On Thursday, it finally took effect.
“For me, I’d say the primary feeling I have is I’m just immensely proud of Brittany,” Diaz, who spent most of last year pushing for the bill’s passage, tells PEOPLE, “of the conversation that Brittany started and the impact her voice made on what she described as just a basic human right.
Diaz says he spent the day sharing memories of Brittany with those who loved her the most.
“On days like this – when I reflect on her so much – I realize how much I miss her and wish she could be sitting here next to me and we both could be acknowledging the success of passing this law,” he says.
The implementation of the law came too late for advocates like former LAPD sergeant and trial attorney Christy O’Donnell, 47, who died in February at her Valencia, California, home after fighting for passage of the law for most of 2015.
Her daughter, Bailey Donorovich, has shied away from the media since her mother’s death, but posted a message on her mother’s Facebook page late Thursday acknowledging the historic day.
“Today is the day that my mom fought so hard for so that California would allow its citizens to have the choice of dying with dignity when being diagnosed with such a horrible disease,” she wrote.

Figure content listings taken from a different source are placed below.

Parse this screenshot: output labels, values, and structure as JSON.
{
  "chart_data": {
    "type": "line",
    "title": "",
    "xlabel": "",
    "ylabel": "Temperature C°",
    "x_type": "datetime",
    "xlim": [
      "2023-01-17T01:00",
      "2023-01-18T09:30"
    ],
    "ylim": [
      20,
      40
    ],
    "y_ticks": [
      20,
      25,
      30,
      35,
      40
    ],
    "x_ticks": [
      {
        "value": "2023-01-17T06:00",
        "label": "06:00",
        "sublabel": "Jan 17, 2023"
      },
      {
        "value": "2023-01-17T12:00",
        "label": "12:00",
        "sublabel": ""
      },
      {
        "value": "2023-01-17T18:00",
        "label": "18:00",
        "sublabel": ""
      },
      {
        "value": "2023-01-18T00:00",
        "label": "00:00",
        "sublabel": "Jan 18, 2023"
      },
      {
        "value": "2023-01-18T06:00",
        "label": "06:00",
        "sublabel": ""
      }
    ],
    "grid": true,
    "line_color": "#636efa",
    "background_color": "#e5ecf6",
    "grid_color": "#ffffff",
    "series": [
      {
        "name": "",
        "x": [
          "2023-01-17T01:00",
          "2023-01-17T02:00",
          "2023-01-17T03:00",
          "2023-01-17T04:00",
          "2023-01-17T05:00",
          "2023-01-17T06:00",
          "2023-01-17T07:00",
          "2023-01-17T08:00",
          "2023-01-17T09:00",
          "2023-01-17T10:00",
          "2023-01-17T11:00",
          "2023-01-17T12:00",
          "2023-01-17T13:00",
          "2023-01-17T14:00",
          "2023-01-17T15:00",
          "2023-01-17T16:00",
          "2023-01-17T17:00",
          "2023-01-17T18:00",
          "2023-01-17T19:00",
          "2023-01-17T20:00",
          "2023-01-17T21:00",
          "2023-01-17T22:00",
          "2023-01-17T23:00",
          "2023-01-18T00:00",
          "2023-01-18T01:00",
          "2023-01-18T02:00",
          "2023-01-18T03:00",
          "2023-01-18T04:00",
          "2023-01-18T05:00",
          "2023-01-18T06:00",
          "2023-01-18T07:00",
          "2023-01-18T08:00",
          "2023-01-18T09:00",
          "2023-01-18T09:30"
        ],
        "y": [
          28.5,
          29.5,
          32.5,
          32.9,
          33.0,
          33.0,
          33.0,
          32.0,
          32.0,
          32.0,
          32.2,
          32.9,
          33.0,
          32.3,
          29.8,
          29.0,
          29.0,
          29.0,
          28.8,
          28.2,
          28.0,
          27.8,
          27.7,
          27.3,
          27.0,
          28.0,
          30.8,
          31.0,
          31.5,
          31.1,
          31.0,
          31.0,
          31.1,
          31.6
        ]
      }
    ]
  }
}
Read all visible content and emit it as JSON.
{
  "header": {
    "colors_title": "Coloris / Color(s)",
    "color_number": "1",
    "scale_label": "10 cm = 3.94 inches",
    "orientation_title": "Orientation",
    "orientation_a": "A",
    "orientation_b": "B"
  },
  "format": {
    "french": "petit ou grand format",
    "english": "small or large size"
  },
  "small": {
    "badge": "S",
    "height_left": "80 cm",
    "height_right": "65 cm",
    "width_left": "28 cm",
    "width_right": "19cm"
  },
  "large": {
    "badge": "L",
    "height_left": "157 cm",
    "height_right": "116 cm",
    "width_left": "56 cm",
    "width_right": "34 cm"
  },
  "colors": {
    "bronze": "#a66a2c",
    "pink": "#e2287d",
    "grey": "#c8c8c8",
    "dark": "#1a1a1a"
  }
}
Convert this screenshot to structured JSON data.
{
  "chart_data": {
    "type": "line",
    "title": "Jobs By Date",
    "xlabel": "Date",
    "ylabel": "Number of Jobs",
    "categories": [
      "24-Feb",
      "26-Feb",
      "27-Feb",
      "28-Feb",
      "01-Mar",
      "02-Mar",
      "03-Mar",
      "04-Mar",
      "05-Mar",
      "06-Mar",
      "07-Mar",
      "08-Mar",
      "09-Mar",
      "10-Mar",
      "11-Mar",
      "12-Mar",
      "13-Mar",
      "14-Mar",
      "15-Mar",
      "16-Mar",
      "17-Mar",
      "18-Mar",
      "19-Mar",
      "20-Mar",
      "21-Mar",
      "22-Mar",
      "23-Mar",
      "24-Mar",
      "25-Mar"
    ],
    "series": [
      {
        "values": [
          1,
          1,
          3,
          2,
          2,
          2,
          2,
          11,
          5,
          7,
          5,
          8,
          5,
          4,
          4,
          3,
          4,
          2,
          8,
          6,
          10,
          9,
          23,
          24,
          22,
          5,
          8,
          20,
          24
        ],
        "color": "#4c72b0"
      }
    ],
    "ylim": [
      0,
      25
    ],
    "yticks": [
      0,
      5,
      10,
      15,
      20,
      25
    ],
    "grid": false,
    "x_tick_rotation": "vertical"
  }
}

“Unfortunately, four months ago she passed away without being able to have the option that would have saved her many days of suffering,” she wrote. “However, she made a huge impact on society so those faced with this horrible disease and the many others have the ability to choose. It give me amazing comfort that now many families and patients will not have to go through the traumatic experience that we did. Thank you to everyone who has been involved as well. Miss her everyday, but she will always be an inspiration.
For Jay Watts, Christy’s brother, the day was a little bittersweet as well.
“I’m of course extremely proud of the effort and dedication Christy put into enabling thousands of terminally ill people have a real choice without resorting to moving away from friends, family and loved ones,” he tells PEOPLE.
“Though Christy did live to see the bill passed,” he says, “I’m somewhat saddened by the fact that she wasn’t able to see this day when it’s actually available to help real people.”
Opponents of the law acted quickly.
The Life Legal Defense Foundation filed a lawsuit to stop the implementation of the law, and the Patients Rights Action Fund has launched a new watchdog website in response to the new law in California – a place to collect stories of what they call the mistakes and abuses of offering end-of-life medication.
“This watchdog mechanism is urgent because of the immense dangers where assisted suicide is legal,” Marilyn Golden, senior policy analyst with the Disability Rights Education & Defense Fund, which is partnering with the Patients Rights Action Fund, tells PEOPLE.
“Given the pressures from our broken, profit-driven health-care system, the risk of elder abuse, the fact of misdiagnosis, the lack of safeguards and investigation and oversight, many people stand to be harmed from this new law – many more than may be helped,” she says. “But the system is rigged to avoid exposing the problems, so outside monitoring is urgently needed.”